Em ofício enviado no último dia 6 ao Governo do Estado do Ceará, a CEPCT — com outras entidades contra a tortura — denuncia 33 casos de tortura no período de um ano (de julho de 2022 a junho de 2023), recebidos pelo Grupo de Monitoramento e Fiscalização do Sistema Carcerário e de Execução de Medidas Socioeducativas do Tribunal de Justiça do Estado do Ceará.
“O contexto de tortura foi identificado por diversos órgãos locais e familiares, tem sido denunciado exaustivamente, cotidianamente, e esse cenário já foi documentado e comprovado em diversos relatórios de órgãos, inclusive nacionais. Como exemplo, a gente tem um relatório de 2019 do Mecanismo Nacional de Prevenção e Combate à Tortura que identificou uma série de práticas de tortura e tratamento cruel dentro das unidades prisionais. Este mesmo cenário foi constatado pelo relatório de inspeções do Conselho Nacional de Justiça no ano de 2021”, revela Marina.
As denúncias do ofício incluem ainda 26 mortes de internos nas unidades prisionais cearenses entre 2019 e 2021, com base em dados do Conselho Nacional de Justiça (CNJ), e cinco suicídios de agentes penais cearenses somente no ano de 2021, conforme revela o relatório da Comissão de Direitos Humanos da Assembleia Legislativa do estado.

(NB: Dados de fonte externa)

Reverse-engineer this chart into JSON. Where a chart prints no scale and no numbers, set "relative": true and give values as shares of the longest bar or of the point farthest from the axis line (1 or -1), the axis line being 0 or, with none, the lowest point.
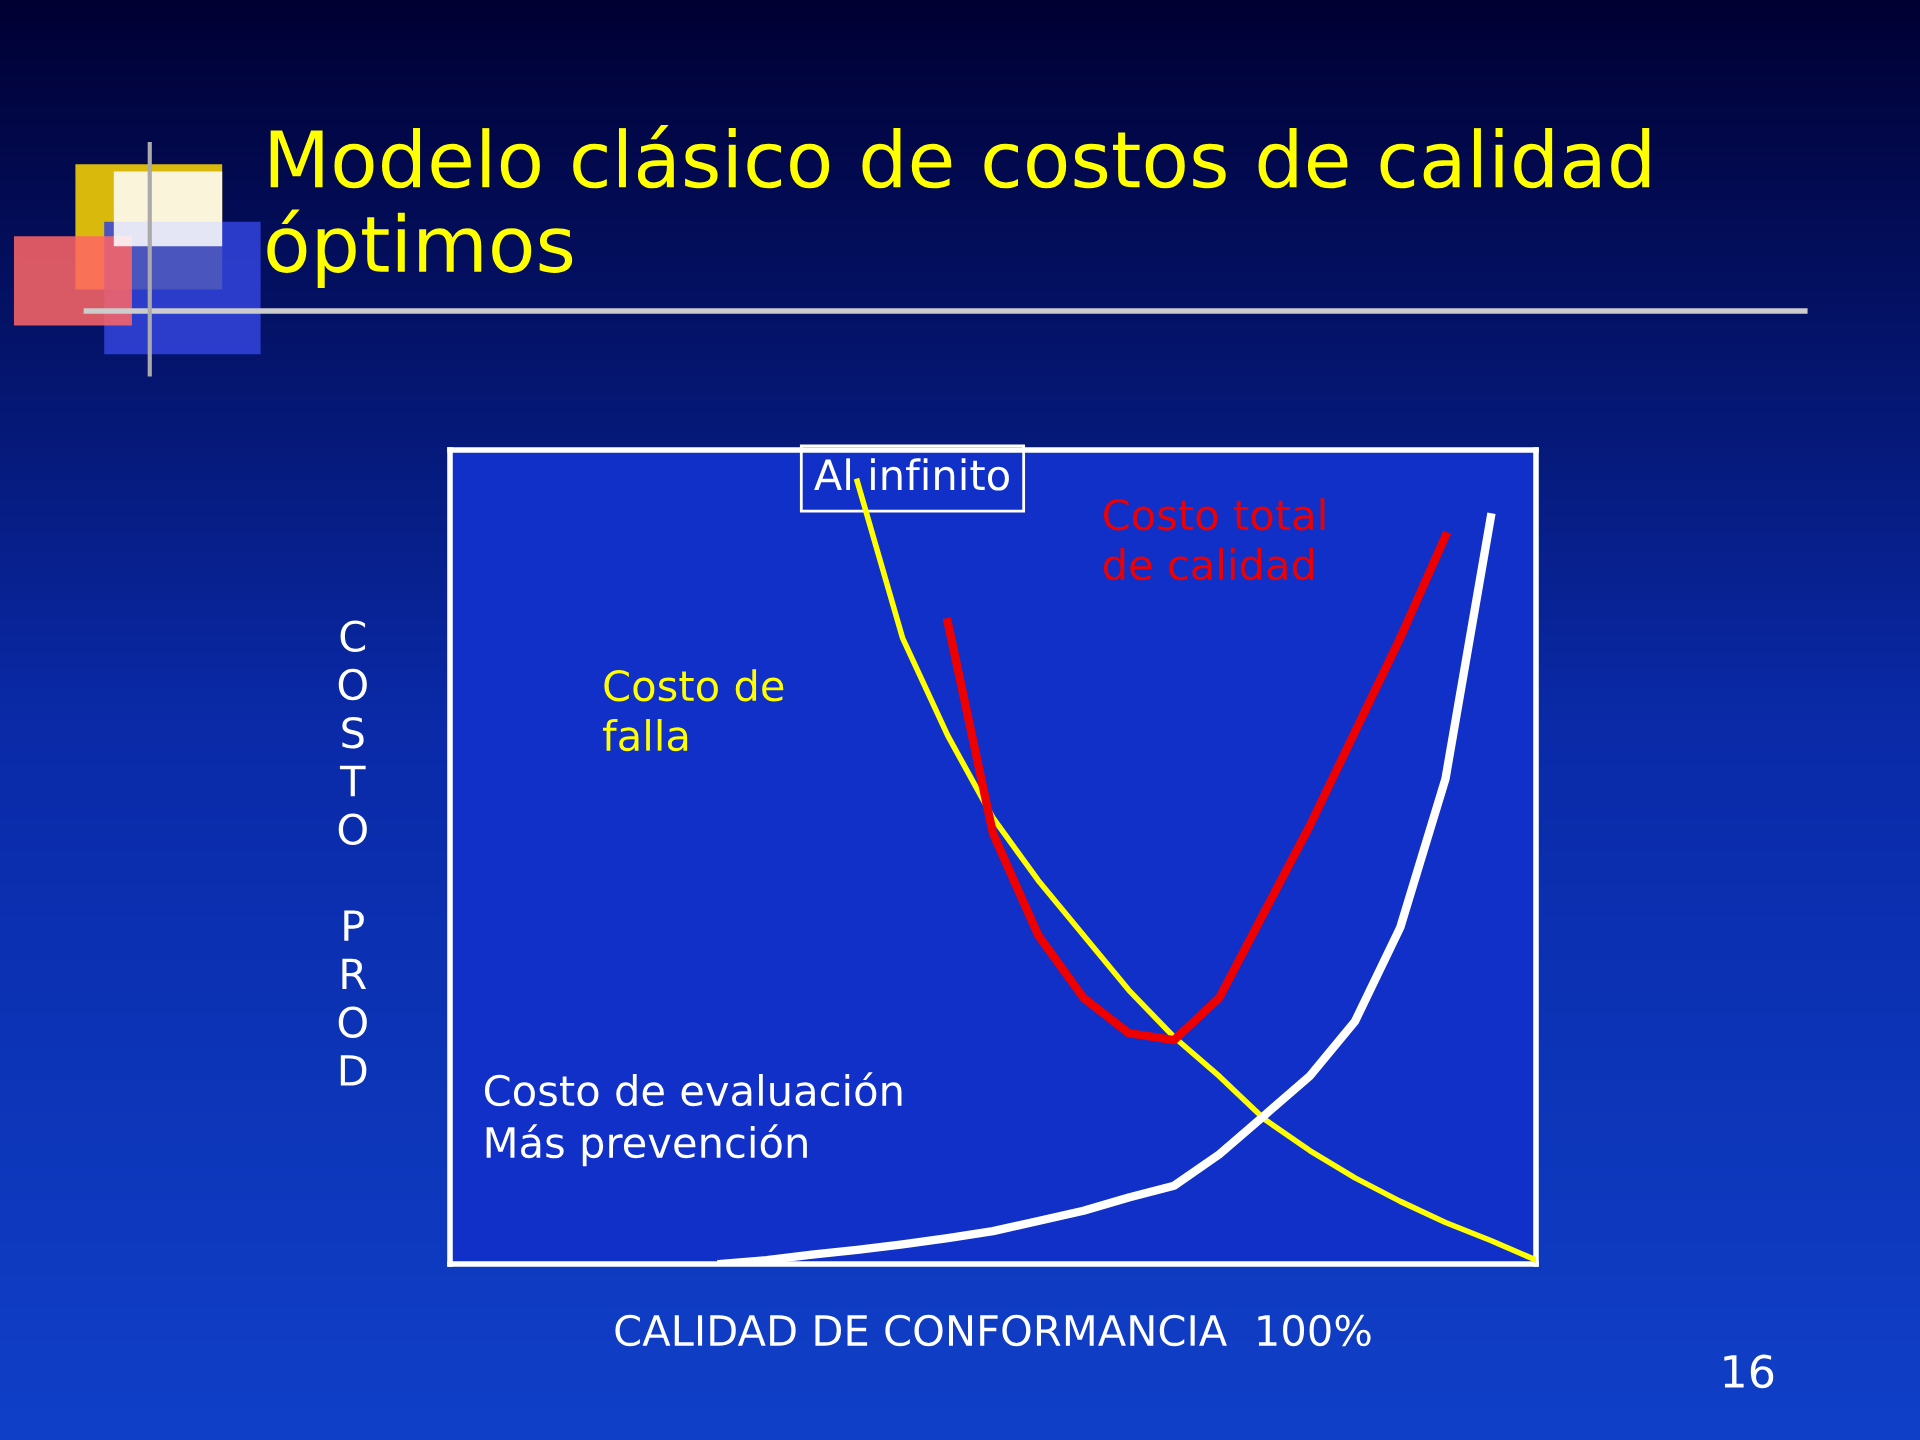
{
  "chart_data": {
    "type": "line",
    "relative": true,
    "title": "Modelo clásico de costos de calidad óptimos",
    "xlabel": "CALIDAD DE CONFORMANCIA  100%",
    "ylabel": "COSTO PROD",
    "marker": "none",
    "line_style": "solid",
    "categories": [
      null,
      null,
      null,
      null,
      null,
      null,
      null,
      null,
      null,
      null,
      null,
      null,
      null,
      null,
      null,
      null,
      null,
      null,
      null,
      null,
      null,
      null,
      null,
      null,
      null
    ],
    "series": [
      {
        "name": "Costo de\nfalla",
        "color": "#ffff00",
        "values": [
          null,
          null,
          null,
          null,
          null,
          null,
          null,
          null,
          null,
          1.0,
          0.8,
          0.675,
          0.57,
          0.49,
          0.42,
          0.35,
          0.29,
          0.24,
          0.185,
          0.145,
          0.11,
          0.08,
          0.053,
          0.03,
          0.005
        ]
      },
      {
        "name": "Costo total\nde calidad",
        "color": "#ee0000",
        "values": [
          null,
          null,
          null,
          null,
          null,
          null,
          null,
          null,
          null,
          null,
          null,
          0.82,
          0.55,
          0.42,
          0.34,
          0.295,
          0.286,
          0.34,
          0.45,
          0.56,
          0.68,
          0.8,
          0.93,
          null,
          null
        ]
      },
      {
        "name": "Costo de evaluación\nMás prevención",
        "color": "#ffffff",
        "values": [
          null,
          null,
          null,
          null,
          null,
          null,
          0.0,
          0.005,
          0.012,
          0.018,
          0.025,
          0.033,
          0.042,
          0.055,
          0.068,
          0.085,
          0.1,
          0.14,
          0.19,
          0.24,
          0.31,
          0.43,
          0.62,
          0.954,
          null
        ]
      }
    ],
    "annotations": [
      "Al infinito",
      "16"
    ]
  }
}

Os dados do CNJ — que apontaram as 26 mortes no sistema prisional do estado — são divergentes do que foi divulgado pelo governo, o que demonstra problemas em relação à transparência, segundo Marina.

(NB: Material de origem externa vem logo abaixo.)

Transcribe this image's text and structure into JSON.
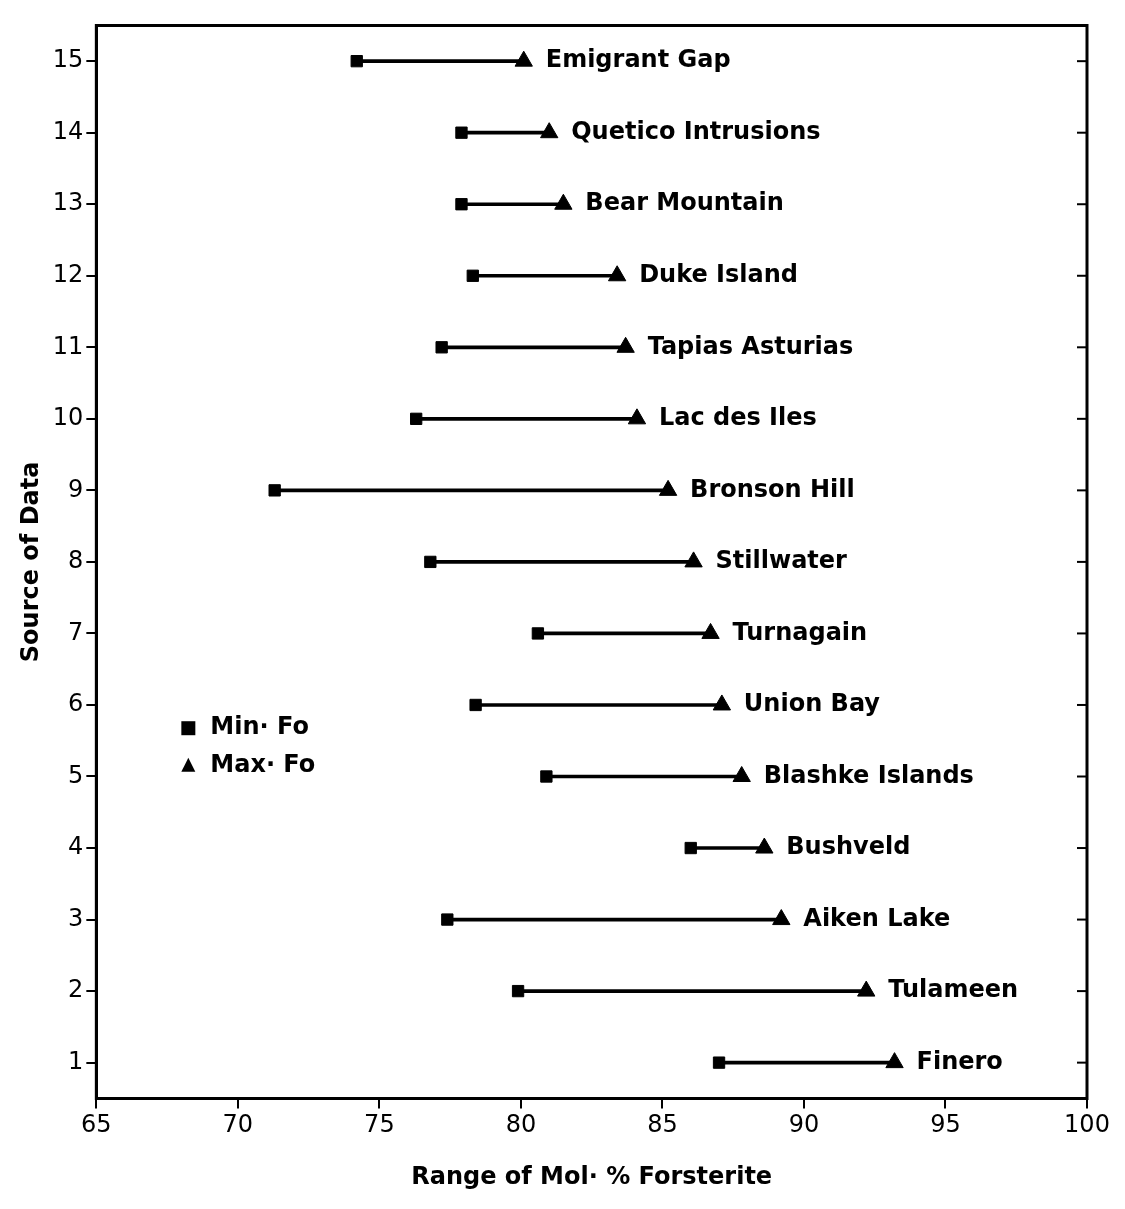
{
  "chart_data": {
    "type": "bar",
    "orientation": "horizontal",
    "xlabel": "Range of Mol· % Forsterite",
    "ylabel": "Source of Data",
    "categories": [
      "15",
      "14",
      "13",
      "12",
      "11",
      "10",
      "9",
      "8",
      "7",
      "6",
      "5",
      "4",
      "3",
      "2",
      "1"
    ],
    "xlim": [
      65,
      100
    ],
    "xticks": [
      65,
      70,
      75,
      80,
      85,
      90,
      95,
      100
    ],
    "legend": "left",
    "grid": false,
    "series": [
      {
        "color": "#000000",
        "base": [
          74.2,
          77.9,
          77.9,
          78.3,
          77.2,
          76.3,
          71.3,
          76.8,
          80.6,
          78.4,
          80.9,
          86.0,
          77.4,
          79.9,
          87.0
        ],
        "values": [
          5.9,
          3.1,
          3.6,
          5.1,
          6.5,
          7.8,
          13.9,
          9.3,
          6.1,
          8.7,
          6.9,
          2.6,
          11.8,
          12.3,
          6.2
        ]
      },
      {
        "type": "scatter",
        "name": "Min· Fo",
        "marker": "square",
        "color": "#000000",
        "values": [
          74.2,
          77.9,
          77.9,
          78.3,
          77.2,
          76.3,
          71.3,
          76.8,
          80.6,
          78.4,
          80.9,
          86.0,
          77.4,
          79.9,
          87.0
        ]
      },
      {
        "type": "scatter",
        "name": "Max· Fo",
        "marker": "triangle",
        "color": "#000000",
        "values": [
          80.1,
          81.0,
          81.5,
          83.4,
          83.7,
          84.1,
          85.2,
          86.1,
          86.7,
          87.1,
          87.8,
          88.6,
          89.2,
          92.2,
          93.2
        ]
      }
    ],
    "annotations": [
      {
        "text": "Emigrant Gap",
        "x": 80.1,
        "y": "15"
      },
      {
        "text": "Quetico Intrusions",
        "x": 81.0,
        "y": "14"
      },
      {
        "text": "Bear Mountain",
        "x": 81.5,
        "y": "13"
      },
      {
        "text": "Duke Island",
        "x": 83.4,
        "y": "12"
      },
      {
        "text": "Tapias Asturias",
        "x": 83.7,
        "y": "11"
      },
      {
        "text": "Lac des Iles",
        "x": 84.1,
        "y": "10"
      },
      {
        "text": "Bronson Hill",
        "x": 85.2,
        "y": "9"
      },
      {
        "text": "Stillwater",
        "x": 86.1,
        "y": "8"
      },
      {
        "text": "Turnagain",
        "x": 86.7,
        "y": "7"
      },
      {
        "text": "Union Bay",
        "x": 87.1,
        "y": "6"
      },
      {
        "text": "Blashke Islands",
        "x": 87.8,
        "y": "5"
      },
      {
        "text": "Bushveld",
        "x": 88.6,
        "y": "4"
      },
      {
        "text": "Aiken Lake",
        "x": 89.2,
        "y": "3"
      },
      {
        "text": "Tulameen",
        "x": 92.2,
        "y": "2"
      },
      {
        "text": "Finero",
        "x": 93.2,
        "y": "1"
      }
    ]
  }
}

“Foram identificadas pela Secretaria de Segurança Pública somente quatro mortes no mesmo período analisado pelo CNJ. Então, tem um ponto que é sobre a transparência de dados e sobre acesso à informação de casos de tortura e de mortes nas unidades prisionais que precisa também ser destacado”, adverte.

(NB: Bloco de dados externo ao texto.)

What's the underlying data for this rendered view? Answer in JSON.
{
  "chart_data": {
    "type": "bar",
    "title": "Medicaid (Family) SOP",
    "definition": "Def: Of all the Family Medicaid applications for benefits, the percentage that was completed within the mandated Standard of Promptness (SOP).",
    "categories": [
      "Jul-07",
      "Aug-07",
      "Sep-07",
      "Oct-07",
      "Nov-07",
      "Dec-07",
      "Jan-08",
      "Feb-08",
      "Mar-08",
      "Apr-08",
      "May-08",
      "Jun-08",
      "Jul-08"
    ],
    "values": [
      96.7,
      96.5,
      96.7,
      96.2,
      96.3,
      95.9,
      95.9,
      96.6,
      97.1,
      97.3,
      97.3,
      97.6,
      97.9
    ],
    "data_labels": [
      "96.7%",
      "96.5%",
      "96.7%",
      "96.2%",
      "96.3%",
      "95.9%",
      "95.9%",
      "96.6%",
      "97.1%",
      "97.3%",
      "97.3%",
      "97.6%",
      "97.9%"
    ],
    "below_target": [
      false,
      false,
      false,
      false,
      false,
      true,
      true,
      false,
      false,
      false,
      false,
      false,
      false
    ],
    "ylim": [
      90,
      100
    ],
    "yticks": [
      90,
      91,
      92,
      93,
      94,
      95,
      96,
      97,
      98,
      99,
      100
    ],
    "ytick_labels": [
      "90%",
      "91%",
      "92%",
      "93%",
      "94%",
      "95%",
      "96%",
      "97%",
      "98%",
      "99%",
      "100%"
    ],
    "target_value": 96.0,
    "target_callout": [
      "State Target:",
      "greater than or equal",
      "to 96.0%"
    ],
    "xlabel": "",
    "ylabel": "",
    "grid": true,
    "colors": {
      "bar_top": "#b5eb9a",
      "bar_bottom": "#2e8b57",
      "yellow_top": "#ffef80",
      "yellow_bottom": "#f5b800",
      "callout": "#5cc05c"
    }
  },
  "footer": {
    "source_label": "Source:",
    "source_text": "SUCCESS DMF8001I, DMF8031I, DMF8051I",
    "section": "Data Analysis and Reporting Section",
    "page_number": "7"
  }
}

O que diz o governo do Ceará?
A SAP (Secretaria de Administração Penitenciária e Ressocialização do Ceará) informou, em nota, que considera as acusações infundadas e que “repudia a tentativa de ataque coordenado contra as políticas de ressocialização em larga escala da população privada de liberdade do Ceará”. Segundo a secretaria, o sistema recebe visitas regulares de instituições fiscalizadoras, como Poder Judiciário, Ministério Público e Defensoria Pública, além de entidades de controle social, e mantém uma ouvidoria própria, vinculada à ouvidoria do governo estadual.
O que diz o governo federal?
A Senappen (Secretaria Nacional de Políticas Penais) informou que apura as denúncias de tortura recebidas por meio da Corregedoria-Geral, que tem como função principal investigar irregularidades, abusos ou conduta indevida por parte dos servidores, além de implementar as diretrizes para as ações de correção.
“Sobre o procedimento aberto na época do recebimento das denúncias de tortura, restam ainda sem confirmação de tortura. Em relação aos servidores mobilizados (servidores estaduais), foram instaurados PACs — Procedimento de Apuração de Conduta, que coleta informações preliminares, e o processo instruído é enviado ao estado para julgamento, não havendo indícios de tortura”, disse a pasta em nota.
Segundo a secretaria, em 2023, a FTIP sofreu uma reformulação no seu escopo de atuação e passou a ser denominada Focopen (Força de Cooperação Penitenciária). “O novo modelo reflete a necessidade de reforço aos entes federados em quatro eixos: a) apoio à gestão prisional; b) gerenciamento de crises no ambiente prisional; c) treinamento e capacitação dos servidores; d) atendimento e classificação dos presos”, informou.
A Senappen informou que faz ações de escuta com o objetivo de realizar diagnósticos situacionais e identificar e demandas, na perspectiva das pessoas privadas de liberdade e dos servidores da execução penal, a fim de qualificar os serviços penais.